No matter their age, students have learned that eating healthy means living better – even if they don’t personally put it into practice. By enlisting a club or a few influential students and/or staff to help lead the charge, student buy-in will come easier. If the students are happy, parents will likely be as well. Provide the healthy food ambassadors with resources to spread the word and get others on board. For older students, give them Lunch Caddies to carry fresh snacks. For younger students, provide stickers or temporary tattoos that feature vegetables, fruits and grains they can wear and share.
Build awareness and increase education.
As your school’s menu options change, ensuring that your constituents understand the nutritional value and health benefits will be valuable to preventing push-back. Provide incoming or potential college freshmen with Black Spooner Mugs that feature the school’s logo and are filled with pamphlets about the campus’ nutritional offerings.
Parents of K-12 should receive information in their back-to-school packets, as well as through any monthly menu mailings or online updates. Consider sending logo’d reusable grocery bags home at student registration days filled with healthy eating tips and the myriad of forms and worksheets that are always a staple.
Embrace change and make school lunch a differentiator.
Change is hard, but if your school elects to embrace a menu overhaul, consider shouting it from the rooftops. Use it as a differentiator to attract new students and families that embrace your efforts, and include it in your recruitment plan.
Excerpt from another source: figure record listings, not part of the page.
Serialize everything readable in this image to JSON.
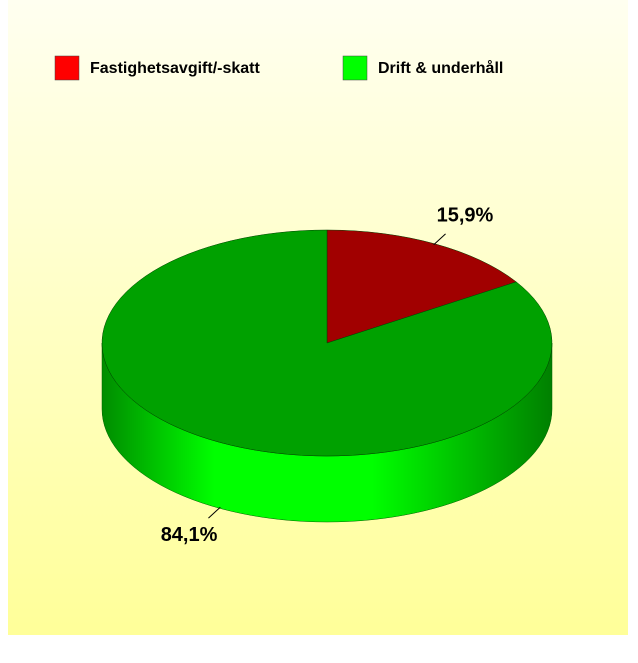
{
  "chart_data": {
    "type": "pie",
    "categories": [
      "Fastighetsavgift/-skatt",
      "Drift & underhåll"
    ],
    "values": [
      15.9,
      84.1
    ],
    "value_labels": [
      "15,9%",
      "84,1%"
    ],
    "colors": [
      "#ff0000",
      "#00ff00"
    ],
    "legend": "top"
  }
}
Give every student a Sport Bottle to use for water instead of soda or energy drinks. Encourage health class teachers to keep a food and fitness journals by handing out the Essence Journal, and get parents involved by offering a “healthy living” program through your PTA.
The days of plastic trays heaped with Tater Tots smothered in gravy may elicit fond memories from our childhood, but times have changed and so have school menu offerings. Today, you’re more likely to find tofu, turkey burgers and alfalfa sprouts … and kids don’t seem to mind!